Matthew 10:23 – “‘But whenever they persecute you in one city, flee to the next; for truly I say to you, you will not finish going through the cities of Israel until the Son of Man comes.”
There’s a lot in this verse. Let’s unpack it for a minute.
Jesus’ group of twelve hand-picked disciples will soon embark on a short mission trip to preach and do miracles in His name in Israel (Matthew 10:5–8). Much later, after His death, resurrection, and return to heaven, they will represent Him far and wide for the rest of their lives. That long-term mission seems to be what He is describing in this section. They can expect to be arrested, persecuted, and hated because of their association with Him (Matthew 10:17–22).
A common misunderstanding of Christ’s teaching on violence and persecution is that believers are to passively and meekly do nothing while they are being assaulted or murdered. While revenge and violence are not, at all, part of a biblical response (Romans 12:19; John 18:36), that does not mean believers cannot seek to avoid harm when possible. Here, for instance, Jesus tells His apostles to flee persecution in one town by moving to another town. In this way, the message of the good news about faith in Jesus will spread throughout the towns of Israel.
Christ also adds a comment which is controversial, and difficult to understand that these men will not have made it through “all of the towns in Israel before the Son of Man comes.” Scholars are divided about exactly what Jesus means in this remark.
Some understand that Jesus has returned to talking about the more immediate mission of the Twelve to the towns of Israel while He is still alive. In that case, He is saying that He, as the “Son of Man,” will come to them before they finish preaching and healing in all the towns of Israel. The problem with that idea is that we don’t know of any persecution of the apostles before Jesus’ death.
Other scholars believe Jesus was talking about the coming of the Son of Man—meaning Himself—in judgment against Israel, and that this was fulfilled in AD 70, when Jerusalem was destroyed by the Romans. In that case, Jesus pictures these apostles experiencing persecution until that moment, as they carried the gospel from town to town in Israel.
Another view is that Jesus is describing His own return to earth to establish His physical kingdom, what is often described as the Second Coming or the day of the Lord. The question with this view is why Jesus seems to say that it will happen before the apostles can finish taking the gospel to each town in Israel when, in fact, it has still not taken place long after the apostles have died.
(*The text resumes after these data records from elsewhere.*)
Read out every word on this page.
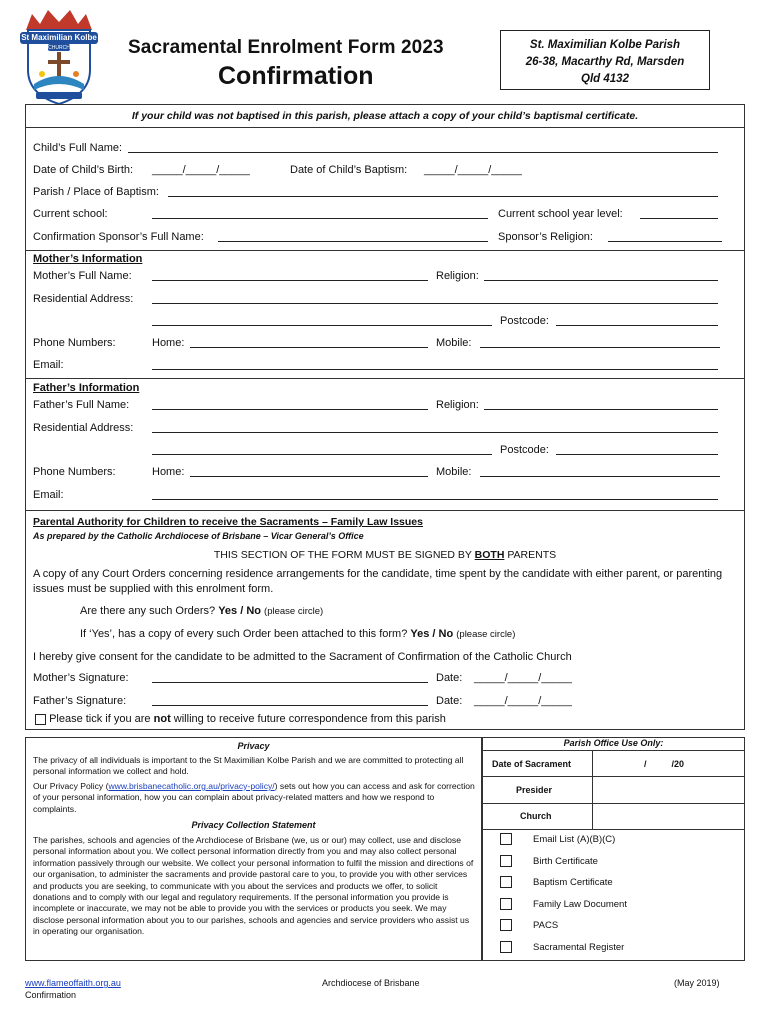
St Maximilian Kolbe
CHURCH	Sacramental Enrolment Form 2023
Confirmation
St. Maximilian Kolbe Parish
26-38, Macarthy Rd, Marsden
Qld 4132
If your child was not baptised in this parish, please attach a copy of your child’s baptismal certificate.
Child’s Full Name:
Date of Child’s Birth: _____/_____/_____	Date of Child’s Baptism: _____/_____/_____
Parish / Place of Baptism:
Current school:	Current school year level:
Confirmation Sponsor’s Full Name:	Sponsor’s Religion:
Mother’s Information
Mother’s Full Name:	Religion:
Residential Address:
Postcode:
Phone Numbers:	Home:	Mobile:
Email:
Father’s Information
Father’s Full Name:	Religion:
Residential Address:
Postcode:
Phone Numbers:	Home:	Mobile:
Email:
Parental Authority for Children to receive the Sacraments – Family Law Issues
As prepared by the Catholic Archdiocese of Brisbane – Vicar General’s Office
THIS SECTION OF THE FORM MUST BE SIGNED BY BOTH PARENTS
A copy of any Court Orders concerning residence arrangements for the candidate, time spent by the candidate with either parent, or parenting issues must be supplied with this enrolment form.
Are there any such Orders? Yes / No (please circle)
If ‘Yes’, has a copy of every such Order been attached to this form? Yes / No (please circle)
I hereby give consent for the candidate to be admitted to the Sacrament of Confirmation of the Catholic Church
Mother’s Signature:	Date: _____/_____/_____
Father’s Signature:	Date: _____/_____/_____
Please tick if you are not willing to receive future correspondence from this parish
Privacy
The privacy of all individuals is important to the St Maximilian Kolbe Parish and we are committed to protecting all personal information we collect and hold.
Our Privacy Policy (www.brisbanecatholic.org.au/privacy-policy/) sets out how you can access and ask for correction of your personal information, how you can complain about privacy-related matters and how we respond to complaints.
Privacy Collection Statement
The parishes, schools and agencies of the Archdiocese of Brisbane (we, us or our) may collect, use and disclose personal information about you. We collect personal information directly from you and may also collect personal information passively through our website. We collect your personal information to fulfil the mission and directions of our organisation, to administer the sacraments and provide pastoral care to you, to provide you with other services and products you are seeking, to communicate with you about the services and products we offer, to solicit donations and to comply with our legal and regulatory requirements. If the personal information you provide is incomplete or inaccurate, we may not be able to provide you with the services or products you seek. We may disclose personal information about you to our parishes, schools and agencies and service providers who assist us in operating our organisation.
Parish Office Use Only:
Date of Sacrament	/          /20
Presider
Church
Email List (A)(B)(C)
Birth Certificate
Baptism Certificate
Family Law Document
PACS
Sacramental Register
www.flameoffaith.org.au
Confirmation
Archdiocese of Brisbane	(May 2019)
Other views and variations on those views exist, as well. None of them is held too strongly by a majority of scholars. All easily agree, however, that Jesus is clearly communicating that the persecution of His followers will serve the purpose of moving them from place to place, spreading the preaching of the gospel far and wide. This is exactly what happened during the century following Jesus’ death, resurrection, and return to the Father.